The enthusiasm for video games and gaming shows no signs of fading. Industry data shows that global stock market growth for the games sector was up 3.6 per cent last week. Even the more modest indicator from Morgan Stanley (the MSCI World) Index showed growth for the week of 1 per cent.

But there could be bad news ahead. Investment bank Exane/BNPP says that Toshiba has warned that a continued shortage of semi-conductor chips will affect console makers.

Also affecting the sector is news that China’s JD.com is withdrawing sales of 87 games including Activision-Blizzard’s Call of Duty and Nintendo’s Animal Crossing: New Horizon because they were not approved for sale.

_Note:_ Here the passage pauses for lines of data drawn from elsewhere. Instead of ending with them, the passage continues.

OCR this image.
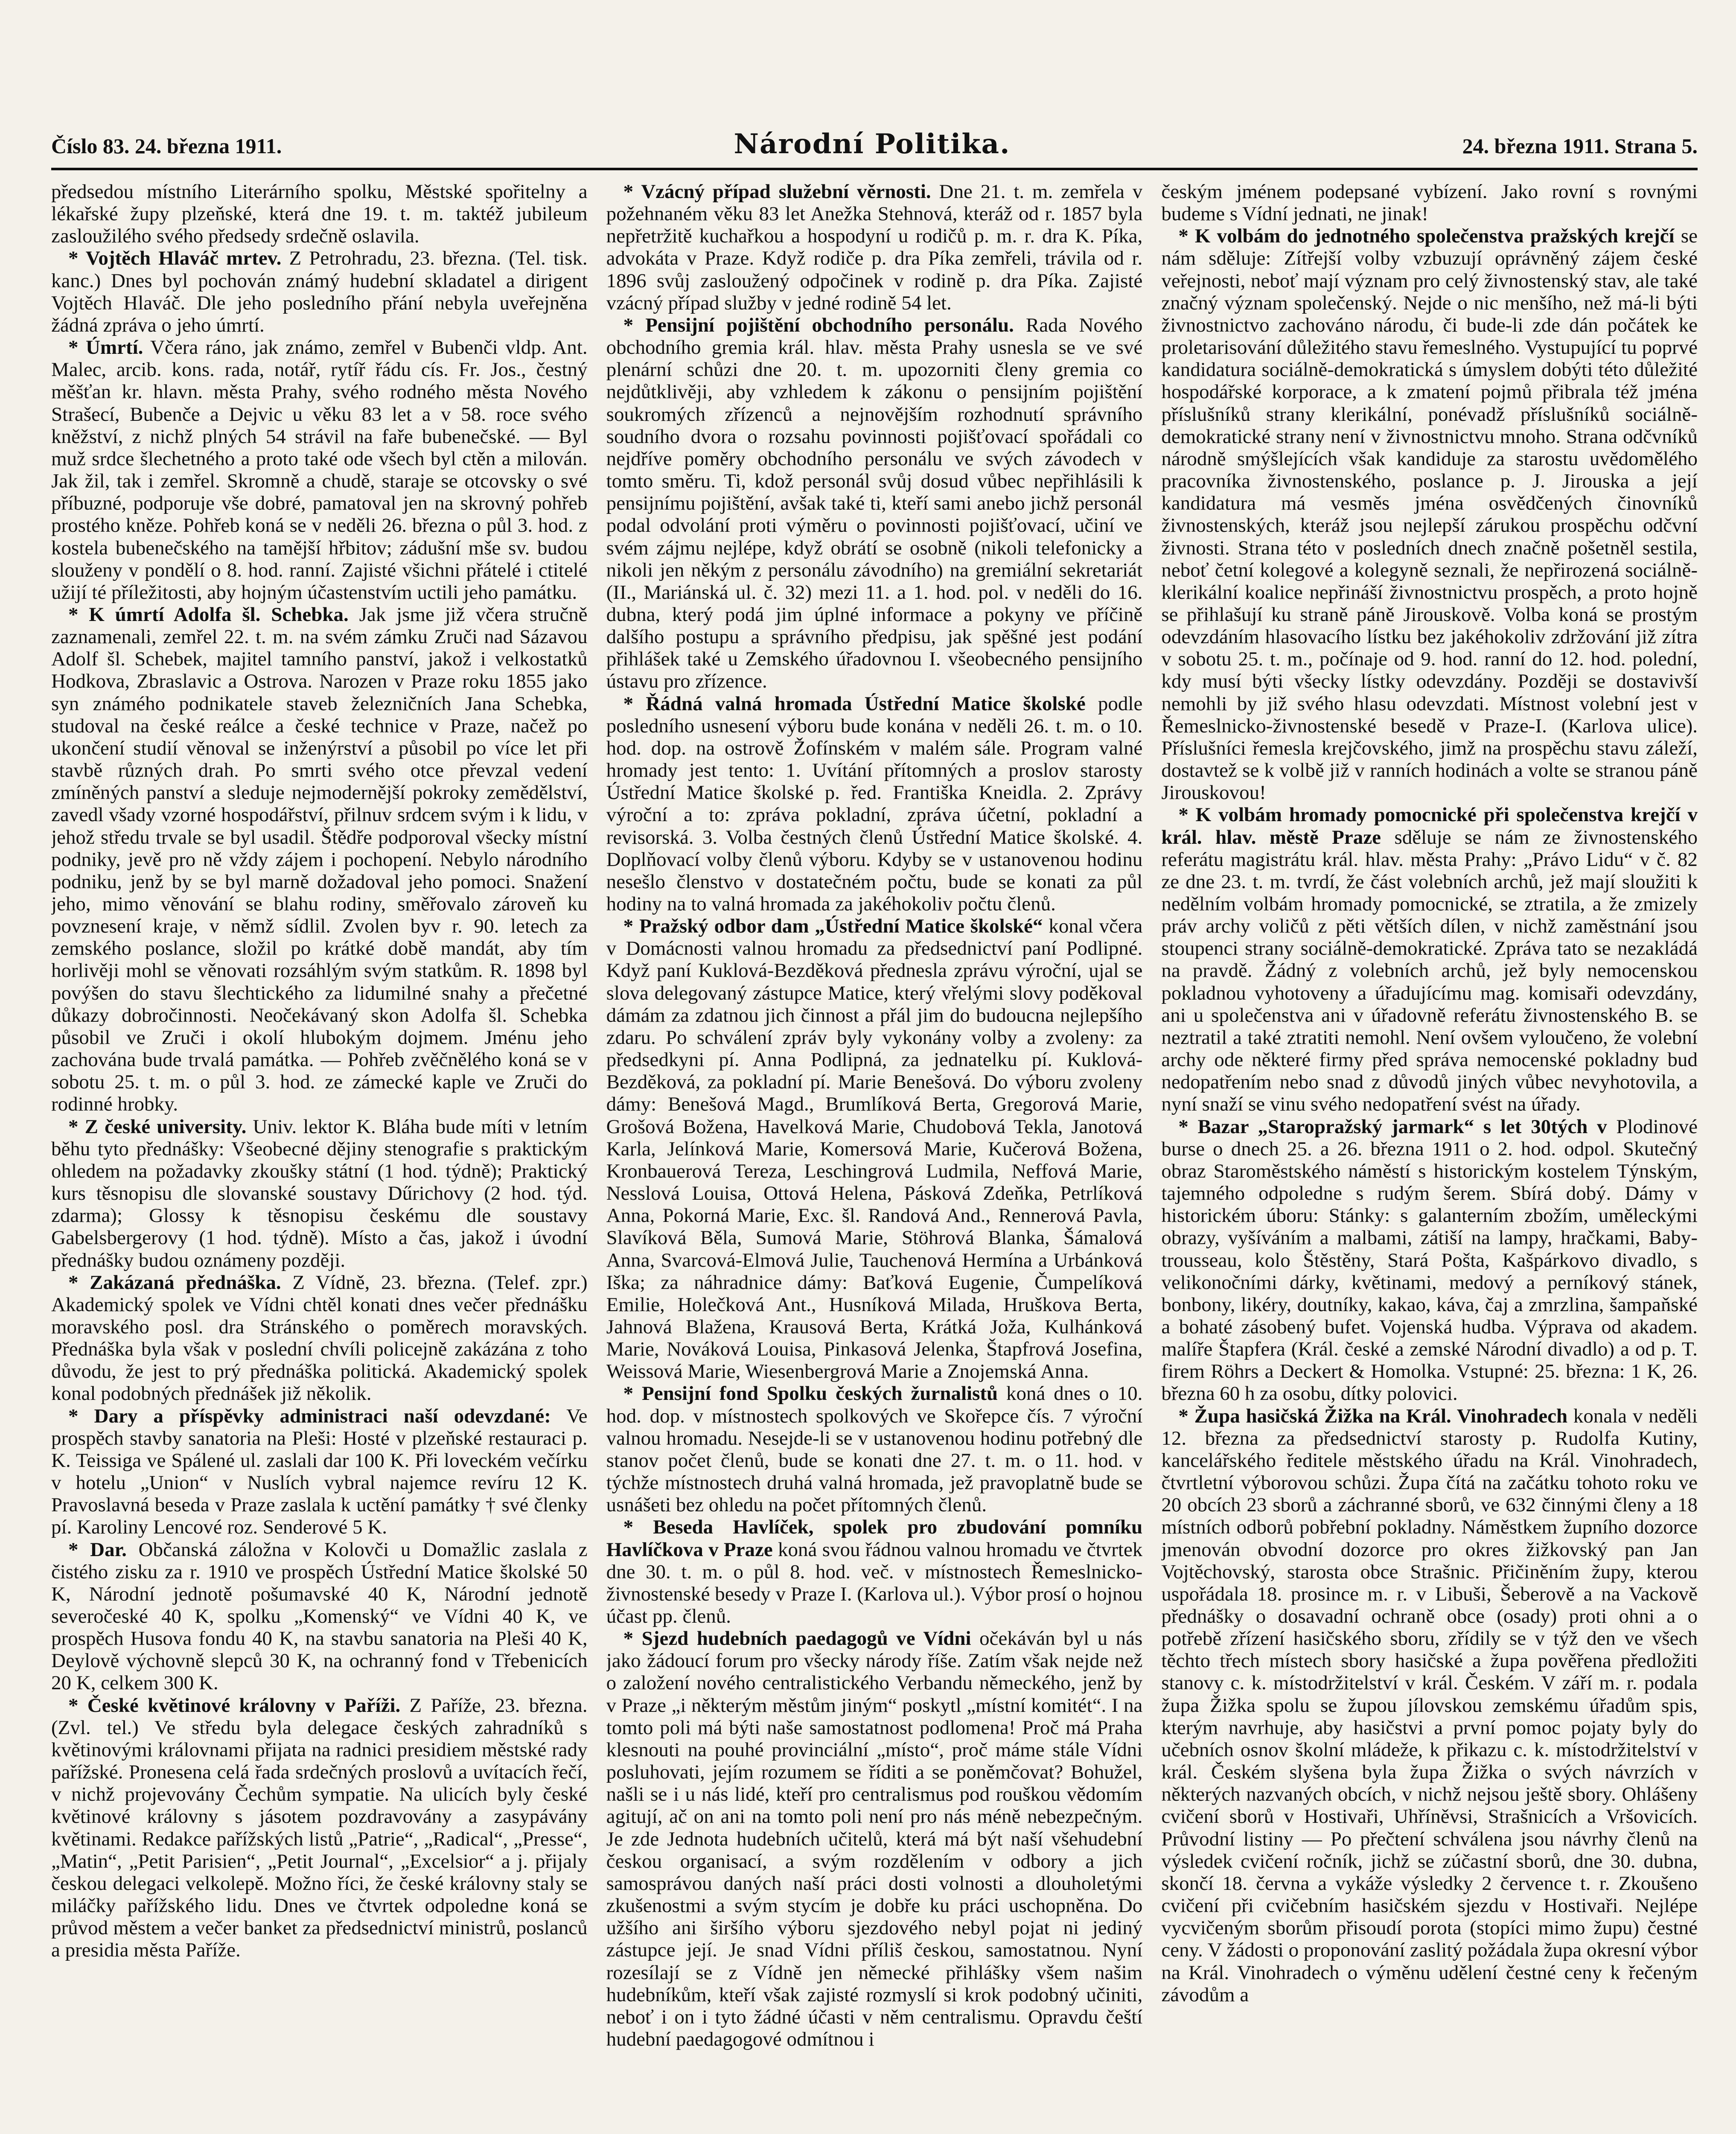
Číslo 83. 24. března 1911.	Národní Politika.	24. března 1911. Strana 5.

předsedou místního Literárního spolku, Městské spořitelny a lékařské župy plzeňské, která dne 19. t. m. taktéž jubileum zasloužilého svého předsedy srdečně oslavila.

* Vojtěch Hlaváč mrtev. Z Petrohradu, 23. března. (Tel. tisk. kanc.) Dnes byl pochován známý hudební skladatel a dirigent Vojtěch Hlaváč. Dle jeho posledního přání nebyla uveřejněna žádná zpráva o jeho úmrtí.

* Úmrtí. Včera ráno, jak známo, zemřel v Bubenči vldp. Ant. Malec, arcib. kons. rada, notář, rytíř řádu cís. Fr. Jos., čestný měšťan kr. hlavn. města Prahy, svého rodného města Nového Strašecí, Bubenče a Dejvic u věku 83 let a v 58. roce svého kněžství, z nichž plných 54 strávil na faře bubenečské. — Byl muž srdce šlechetného a proto také ode všech byl ctěn a milován. Jak žil, tak i zemřel. Skromně a chudě, staraje se otcovsky o své příbuzné, podporuje vše dobré, pamatoval jen na skrovný pohřeb prostého kněze. Pohřeb koná se v neděli 26. března o půl 3. hod. z kostela bubenečského na tamější hřbitov; zádušní mše sv. budou slouženy v pondělí o 8. hod. ranní. Zajisté všichni přátelé i ctitelé užijí té příležitosti, aby hojným účastenstvím uctili jeho památku.

* K úmrtí Adolfa šl. Schebka. Jak jsme již včera stručně zaznamenali, zemřel 22. t. m. na svém zámku Zruči nad Sázavou Adolf šl. Schebek, majitel tamního panství, jakož i velkostatků Hodkova, Zbraslavic a Ostrova. Narozen v Praze roku 1855 jako syn známého podnikatele staveb železničních Jana Schebka, studoval na české reálce a české technice v Praze, načež po ukončení studií věnoval se inženýrství a působil po více let při stavbě různých drah. Po smrti svého otce převzal vedení zmíněných panství a sleduje nejmodernější pokroky zemědělství, zavedl všady vzorné hospodářství, přilnuv srdcem svým i k lidu, v jehož středu trvale se byl usadil. Štědře podporoval všecky místní podniky, jevě pro ně vždy zájem i pochopení. Nebylo národního podniku, jenž by se byl marně dožadoval jeho pomoci. Snažení jeho, mimo věnování se blahu rodiny, směřovalo zároveň ku povznesení kraje, v němž sídlil. Zvolen byv r. 90. letech za zemského poslance, složil po krátké době mandát, aby tím horlivěji mohl se věnovati rozsáhlým svým statkům. R. 1898 byl povýšen do stavu šlechtického za lidumilné snahy a přečetné důkazy dobročinnosti. Neočekávaný skon Adolfa šl. Schebka působil ve Zruči i okolí hlubokým dojmem. Jménu jeho zachována bude trvalá památka. — Pohřeb zvěčnělého koná se v sobotu 25. t. m. o půl 3. hod. ze zámecké kaple ve Zruči do rodinné hrobky.

* Z české university. Univ. lektor K. Bláha bude míti v letním běhu tyto přednášky: Všeobecné dějiny stenografie s praktickým ohledem na požadavky zkoušky státní (1 hod. týdně); Praktický kurs těsnopisu dle slovanské soustavy Dűrichovy (2 hod. týd. zdarma); Glossy k těsnopisu českému dle soustavy Gabelsbergerovy (1 hod. týdně). Místo a čas, jakož i úvodní přednášky budou oznámeny později.

* Zakázaná přednáška. Z Vídně, 23. března. (Telef. zpr.) Akademický spolek ve Vídni chtěl konati dnes večer přednášku moravského posl. dra Stránského o poměrech moravských. Přednáška byla však v poslední chvíli policejně zakázána z toho důvodu, že jest to prý přednáška politická. Akademický spolek konal podobných přednášek již několik.

* Dary a příspěvky administraci naší odevzdané: Ve prospěch stavby sanatoria na Pleši: Hosté v plzeňské restauraci p. K. Teissiga ve Spálené ul. zaslali dar 100 K. Při loveckém večírku v hotelu „Union“ v Nuslích vybral najemce revíru 12 K. Pravoslavná beseda v Praze zaslala k uctění památky † své členky pí. Karoliny Lencové roz. Senderové 5 K.

* Dar. Občanská záložna v Kolovči u Domažlic zaslala z čistého zisku za r. 1910 ve prospěch Ústřední Matice školské 50 K, Národní jednotě pošumavské 40 K, Národní jednotě severočeské 40 K, spolku „Komenský“ ve Vídni 40 K, ve prospěch Husova fondu 40 K, na stavbu sanatoria na Pleši 40 K, Deylově výchovně slepců 30 K, na ochranný fond v Třebenicích 20 K, celkem 300 K.

* České květinové královny v Paříži. Z Paříže, 23. března. (Zvl. tel.) Ve středu byla delegace českých zahradníků s květinovými královnami přijata na radnici presidiem městské rady pařížské. Pronesena celá řada srdečných proslovů a uvítacích řečí, v nichž projevovány Čechům sympatie. Na ulicích byly české květinové královny s jásotem pozdravovány a zasypávány květinami. Redakce pařížských listů „Patrie“, „Radical“, „Presse“, „Matin“, „Petit Parisien“, „Petit Journal“, „Excelsior“ a j. přijaly českou delegaci velkolepě. Možno říci, že české královny staly se miláčky pařížského lidu. Dnes ve čtvrtek odpoledne koná se průvod městem a večer banket za předsednictví ministrů, poslanců a presidia města Paříže.

* Vzácný případ služební věrnosti. Dne 21. t. m. zemřela v požehnaném věku 83 let Anežka Stehnová, kteráž od r. 1857 byla nepřetržitě kuchařkou a hospodyní u rodičů p. m. r. dra K. Píka, advokáta v Praze. Když rodiče p. dra Píka zemřeli, trávila od r. 1896 svůj zasloužený odpočinek v rodině p. dra Píka. Zajisté vzácný případ služby v jedné rodině 54 let.

* Pensijní pojištění obchodního personálu. Rada Nového obchodního gremia král. hlav. města Prahy usnesla se ve své plenární schůzi dne 20. t. m. upozorniti členy gremia co nejdůtklivěji, aby vzhledem k zákonu o pensijním pojištění soukromých zřízenců a nejnovějším rozhodnutí správního soudního dvora o rozsahu povinnosti pojišťovací spořádali co nejdříve poměry obchodního personálu ve svých závodech v tomto směru. Ti, kdož personál svůj dosud vůbec nepřihlásili k pensijnímu pojištění, avšak také ti, kteří sami anebo jichž personál podal odvolání proti výměru o povinnosti pojišťovací, učiní ve svém zájmu nejlépe, když obrátí se osobně (nikoli telefonicky a nikoli jen někým z personálu závodního) na gremiální sekretariát (II., Mariánská ul. č. 32) mezi 11. a 1. hod. pol. v neděli do 16. dubna, který podá jim úplné informace a pokyny ve příčině dalšího postupu a správního předpisu, jak spěšné jest podání přihlášek také u Zemského úřadovnou I. všeobecného pensijního ústavu pro zřízence.

* Řádná valná hromada Ústřední Matice školské podle posledního usnesení výboru bude konána v neděli 26. t. m. o 10. hod. dop. na ostrově Žofínském v malém sále. Program valné hromady jest tento: 1. Uvítání přítomných a proslov starosty Ústřední Matice školské p. řed. Františka Kneidla. 2. Zprávy výroční a to: zpráva pokladní, zpráva účetní, pokladní a revisorská. 3. Volba čestných členů Ústřední Matice školské. 4. Doplňovací volby členů výboru. Kdyby se v ustanovenou hodinu nesešlo členstvo v dostatečném počtu, bude se konati za půl hodiny na to valná hromada za jakéhokoliv počtu členů.

* Pražský odbor dam „Ústřední Matice školské“ konal včera v Domácnosti valnou hromadu za předsednictví paní Podlipné. Když paní Kuklová-Bezděková přednesla zprávu výroční, ujal se slova delegovaný zástupce Matice, který vřelými slovy poděkoval dámám za zdatnou jich činnost a přál jim do budoucna nejlepšího zdaru. Po schválení zpráv byly vykonány volby a zvoleny: za předsedkyni pí. Anna Podlipná, za jednatelku pí. Kuklová-Bezděková, za pokladní pí. Marie Benešová. Do výboru zvoleny dámy: Benešová Magd., Brumlíková Berta, Gregorová Marie, Grošová Božena, Havelková Marie, Chudobová Tekla, Janotová Karla, Jelínková Marie, Komersová Marie, Kučerová Božena, Kronbauerová Tereza, Leschingrová Ludmila, Neffová Marie, Nesslová Louisa, Ottová Helena, Pásková Zdeňka, Petrlíková Anna, Pokorná Marie, Exc. šl. Randová And., Rennerová Pavla, Slavíková Běla, Sumová Marie, Stöhrová Blanka, Šámalová Anna, Svarcová-Elmová Julie, Tauchenová Hermína a Urbánková Iška; za náhradnice dámy: Baťková Eugenie, Čumpelíková Emilie, Holečková Ant., Husníková Milada, Hruškova Berta, Jahnová Blažena, Krausová Berta, Krátká Joža, Kulhánková Marie, Nováková Louisa, Pinkasová Jelenka, Štapfrová Josefina, Weissová Marie, Wiesenbergrová Marie a Znojemská Anna.

* Pensijní fond Spolku českých žurnalistů koná dnes o 10. hod. dop. v místnostech spolkových ve Skořepce čís. 7 výroční valnou hromadu. Nesejde-li se v ustanovenou hodinu potřebný dle stanov počet členů, bude se konati dne 27. t. m. o 11. hod. v týchže místnostech druhá valná hromada, jež pravoplatně bude se usnášeti bez ohledu na počet přítomných členů.

* Beseda Havlíček, spolek pro zbudování pomníku Havlíčkova v Praze koná svou řádnou valnou hromadu ve čtvrtek dne 30. t. m. o půl 8. hod. več. v místnostech Řemeslnicko-živnostenské besedy v Praze I. (Karlova ul.). Výbor prosí o hojnou účast pp. členů.

* Sjezd hudebních paedagogů ve Vídni očekáván byl u nás jako žádoucí forum pro všecky národy říše. Zatím však nejde než o založení nového centralistického Verbandu německého, jenž by v Praze „i některým městům jiným“ poskytl „místní komitét“. I na tomto poli má býti naše samostatnost podlomena! Proč má Praha klesnouti na pouhé provinciální „místo“, proč máme stále Vídni posluhovati, jejím rozumem se říditi a se poněmčovat? Bohužel, našli se i u nás lidé, kteří pro centralismus pod rouškou vědomím agitují, ač on ani na tomto poli není pro nás méně nebezpečným. Je zde Jednota hudebních učitelů, která má být naší všehudební českou organisací, a svým rozdělením v odbory a jich samosprávou daných naší práci dosti volnosti a dlouholetými zkušenostmi a svým stycím je dobře ku práci uschopněna. Do užšího ani širšího výboru sjezdového nebyl pojat ni jediný zástupce její. Je snad Vídni příliš českou, samostatnou. Nyní rozesílají se z Vídně jen německé přihlášky všem našim hudebníkům, kteří však zajisté rozmyslí si krok podobný učiniti, neboť i on i tyto žádné účasti v něm centralismu. Opravdu čeští hudební paedagogové odmítnou i

českým jménem podepsané vybízení. Jako rovní s rovnými budeme s Vídní jednati, ne jinak!

* K volbám do jednotného společenstva pražských krejčí se nám sděluje: Zítřejší volby vzbuzují oprávněný zájem české veřejnosti, neboť mají význam pro celý živnostenský stav, ale také značný význam společenský. Nejde o nic menšího, než má-li býti živnostnictvo zachováno národu, či bude-li zde dán počátek ke proletarisování důležitého stavu řemeslného. Vystupující tu poprvé kandidatura sociálně-demokratická s úmyslem dobýti této důležité hospodářské korporace, a k zmatení pojmů přibrala též jména příslušníků strany klerikální, ponévadž příslušníků sociálně-demokratické strany není v živnostnictvu mnoho. Strana odčvníků národně smýšlejících však kandiduje za starostu uvědomělého pracovníka živnostenského, poslance p. J. Jirouska a její kandidatura má vesměs jména osvědčených činovníků živnostenských, kteráž jsou nejlepší zárukou prospěchu odčvní živnosti. Strana této v posledních dnech značně pošetněl sestila, neboť četní kolegové a kolegyně seznali, že nepřirozená sociálně-klerikální koalice nepřináší živnostnictvu prospěch, a proto hojně se přihlašují ku straně páně Jirouskově. Volba koná se prostým odevzdáním hlasovacího lístku bez jakéhokoliv zdržování již zítra v sobotu 25. t. m., počínaje od 9. hod. ranní do 12. hod. polední, kdy musí býti všecky lístky odevzdány. Později se dostavivší nemohli by již svého hlasu odevzdati. Místnost volební jest v Řemeslnicko-živnostenské besedě v Praze-I. (Karlova ulice). Příslušníci řemesla krejčovského, jimž na prospěchu stavu záleží, dostavtež se k volbě již v ranních hodinách a volte se stranou páně Jirouskovou!

* K volbám hromady pomocnické při společenstva krejčí v král. hlav. městě Praze sděluje se nám ze živnostenského referátu magistrátu král. hlav. města Prahy: „Právo Lidu“ v č. 82 ze dne 23. t. m. tvrdí, že část volebních archů, jež mají sloužiti k nedělním volbám hromady pomocnické, se ztratila, a že zmizely práv archy voličů z pěti větších dílen, v nichž zaměstnání jsou stoupenci strany sociálně-demokratické. Zpráva tato se nezakládá na pravdě. Žádný z volebních archů, jež byly nemocenskou pokladnou vyhotoveny a úřadujícímu mag. komisaři odevzdány, ani u společenstva ani v úřadovně referátu živnostenského B. se neztratil a také ztratiti nemohl. Není ovšem vyloučeno, že volební archy ode některé firmy před správa nemocenské pokladny bud nedopatřením nebo snad z důvodů jiných vůbec nevyhotovila, a nyní snaží se vinu svého nedopatření svést na úřady.

* Bazar „Staropražský jarmark“ s let 30tých v Plodinové burse o dnech 25. a 26. března 1911 o 2. hod. odpol. Skutečný obraz Staroměstského náměstí s historickým kostelem Týnským, tajemného odpoledne s rudým šerem. Sbírá dobý. Dámy v historickém úboru: Stánky: s galanterním zbožím, uměleckými obrazy, vyšíváním a malbami, zátiší na lampy, hračkami, Baby-trousseau, kolo Štěstěny, Stará Pošta, Kašpárkovo divadlo, s velikonočními dárky, květinami, medový a perníkový stánek, bonbony, likéry, doutníky, kakao, káva, čaj a zmrzlina, šampaňské a bohaté zásobený bufet. Vojenská hudba. Výprava od akadem. malíře Štapfera (Král. české a zemské Národní divadlo) a od p. T. firem Röhrs a Deckert & Homolka. Vstupné: 25. března: 1 K, 26. března 60 h za osobu, dítky polovici.

* Župa hasičská Žižka na Král. Vinohradech konala v neděli 12. března za předsednictví starosty p. Rudolfa Kutiny, kancelářského ředitele městského úřadu na Král. Vinohradech, čtvrtletní výborovou schůzi. Župa čítá na začátku tohoto roku ve 20 obcích 23 sborů a záchranné sborů, ve 632 činnými členy a 18 místních odborů pobřební pokladny. Náměstkem župního dozorce jmenován obvodní dozorce pro okres žižkovský pan Jan Vojtěchovský, starosta obce Strašnic. Přičiněním župy, kterou uspořádala 18. prosince m. r. v Libuši, Šeberově a na Vackově přednášky o dosavadní ochraně obce (osady) proti ohni a o potřebě zřízení hasičského sboru, zřídily se v týž den ve všech těchto třech místech sbory hasičské a župa pověřena předložiti stanovy c. k. místodržitelství v král. Českém. V září m. r. podala župa Žižka spolu se župou jílovskou zemskému úřadům spis, kterým navrhuje, aby hasičstvi a první pomoc pojaty byly do učebních osnov školní mládeže, k přikazu c. k. místodržitelství v král. Českém slyšena byla župa Žižka o svých návrzích v některých nazvaných obcích, v nichž nejsou ještě sbory. Ohlášeny cvičení sborů v Hostivaři, Uhříněvsi, Strašnicích a Vršovicích. Průvodní listiny — Po přečtení schválena jsou návrhy členů na výsledek cvičení ročník, jichž se zúčastní sborů, dne 30. dubna, skončí 18. června a vykáže výsledky 2 července t. r. Zkoušeno cvičení při cvičebním hasičském sjezdu v Hostivaři. Nejlépe vycvičeným sborům přisoudí porota (stopíci mimo župu) čestné ceny. V žádosti o proponování zaslitý požádala župa okresní výbor na Král. Vinohradech o výměnu udělení čestné ceny k řečeným závodům a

The bank says that JD.com, one of China’s largest e-commerce platforms which also hosts third-party sellers, issued the notice on September 2nd. The games can no longer be sold on JD.com’s marketplace, and the company will manage this closely, it said, adding it planned to apply “high pressure” on the issue.

The bank suggests that while it is – as yet – unclear what has prompted the clamp-down, it would appear that new rules issued by Chinese regulators restricting young people under the age of 18 from playing online games more than three hours a week to curb gaming addictions.

Video games need approval from Chinese regulators before they are able to be sold in the world’s largest video games market. However, players can sometimes get titles on the grey market via third-party sellers on e-commerce platforms, says Exane/BNPP.

The bank’s report adds: “Chinese authorities’ restriction on video game has been escalating in recent weeks with new measures to curb youth gamers video game use. We don’t have official data but we doubt unapproved games represent material net booking contribution for any of major Western publishers. Most of the revenues generated come from approved games which are operated by local partners (Tencent or Netease most of the time). While the financial impact will likely be very limited, it weights once again on sentiment.”